The Road Transport Forum considers the Government’s 2018 – 2021 National Land Transport Programme as a missed opportunity.
“While we welcome the expansion of the overall investment in the transport system, unfortunately the programme fails to progress a number of critical projects and is in many ways a continuation of the politicisation of the National Land Transport Fund by this Government,” says RTF chief executive Ken Shirley.
“Road user taxes – fuel excise, road user charges, and vehicle registrations – are being diverted to pet political projects of dubious economic merit, while crucial roading projects are postponed indefinitely. This kind of cross-subsidisation will lead to economic distortions across the transport market.”
Shirley says the road transport industry is concerned that major highway projects such as an East-West Link alternative, Tauranga to Katikati and Otaki to Levin are not going ahead, saying these projects were important for the free flow of freight around the country and would significantly improve the safety of key routes.

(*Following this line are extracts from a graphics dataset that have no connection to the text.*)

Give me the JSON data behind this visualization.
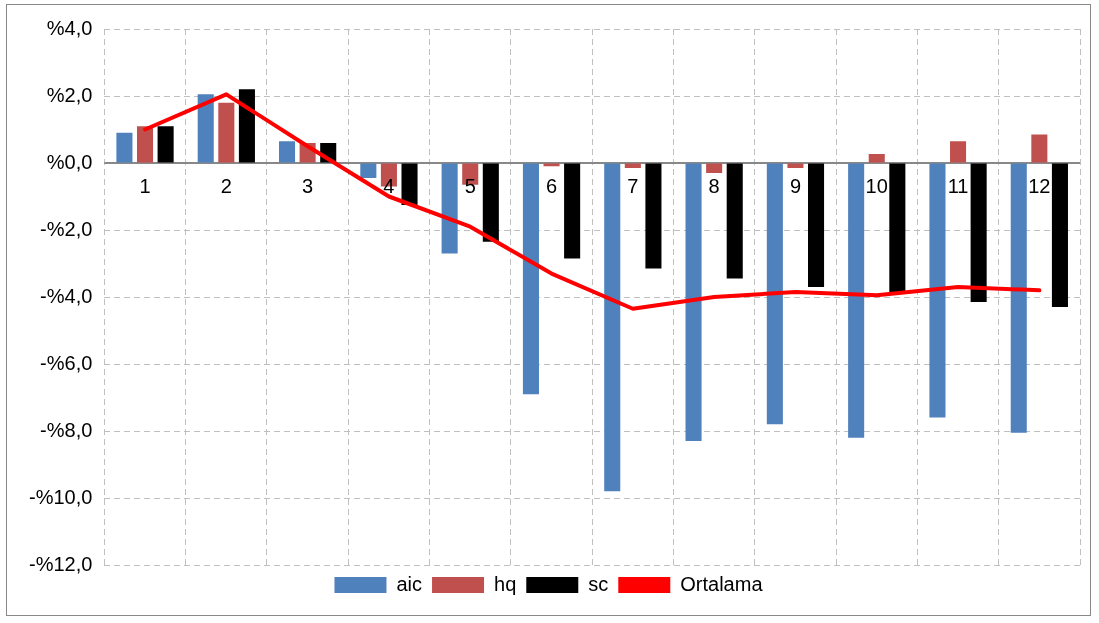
{
  "chart_data": {
    "type": "bar",
    "categories": [
      "1",
      "2",
      "3",
      "4",
      "5",
      "6",
      "7",
      "8",
      "9",
      "10",
      "11",
      "12"
    ],
    "series": [
      {
        "name": "aic",
        "color": "#4f81bd",
        "values": [
          0.9,
          2.05,
          0.65,
          -0.45,
          -2.7,
          -6.9,
          -9.8,
          -8.3,
          -7.8,
          -8.2,
          -7.6,
          -8.05
        ]
      },
      {
        "name": "hq",
        "color": "#c0504d",
        "values": [
          1.1,
          1.8,
          0.6,
          -0.7,
          -0.65,
          -0.1,
          -0.15,
          -0.3,
          -0.15,
          0.27,
          0.65,
          0.85
        ]
      },
      {
        "name": "sc",
        "color": "#000000",
        "values": [
          1.1,
          2.2,
          0.6,
          -1.25,
          -2.35,
          -2.85,
          -3.15,
          -3.45,
          -3.7,
          -3.85,
          -4.15,
          -4.3
        ]
      },
      {
        "name": "Ortalama",
        "type": "line",
        "color": "#ff0000",
        "values": [
          1.0,
          2.05,
          0.5,
          -1.0,
          -1.9,
          -3.3,
          -4.35,
          -4.0,
          -3.85,
          -3.95,
          -3.7,
          -3.8
        ]
      }
    ],
    "ylim": [
      -12,
      4
    ],
    "yticks": [
      {
        "value": 4,
        "label": "%4,0"
      },
      {
        "value": 2,
        "label": "%2,0"
      },
      {
        "value": 0,
        "label": "%0,0"
      },
      {
        "value": -2,
        "label": "-%2,0"
      },
      {
        "value": -4,
        "label": "-%4,0"
      },
      {
        "value": -6,
        "label": "-%6,0"
      },
      {
        "value": -8,
        "label": "-%8,0"
      },
      {
        "value": -10,
        "label": "-%10,0"
      },
      {
        "value": -12,
        "label": "-%12,0"
      }
    ],
    "grid": true,
    "legend": "bottom",
    "marker": "none",
    "line_style": "solid"
  }
}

“On the bright side, it is good to see projects such as the Mt Messenger Bypass and the Manawatu Gorge replacement route receive the necessary funding.”
The Government’s increased focus on road safety is welcomed and the road transport industry will continue to support modal separation, median barriers and the development of other infrastructure to help improve the overall safety of our roads.
“It’s just a shame that the Government has had a bob each way on safety because one of the biggest contributions to safety comes through the development of new highways that are designed specifically to separate traffic and provide safe connectivity between communities.”
“It is particularly disappointing that the Tauranga to Katikati motorway has not progressed. The road is experiencing ever-increasing traffic volumes and is extremely dangerous. While the Government has earmarked some safety improvements the only real solution is a four-lane motorway with appropriately controlled access points and separation of opposing traffic,” says Shirley.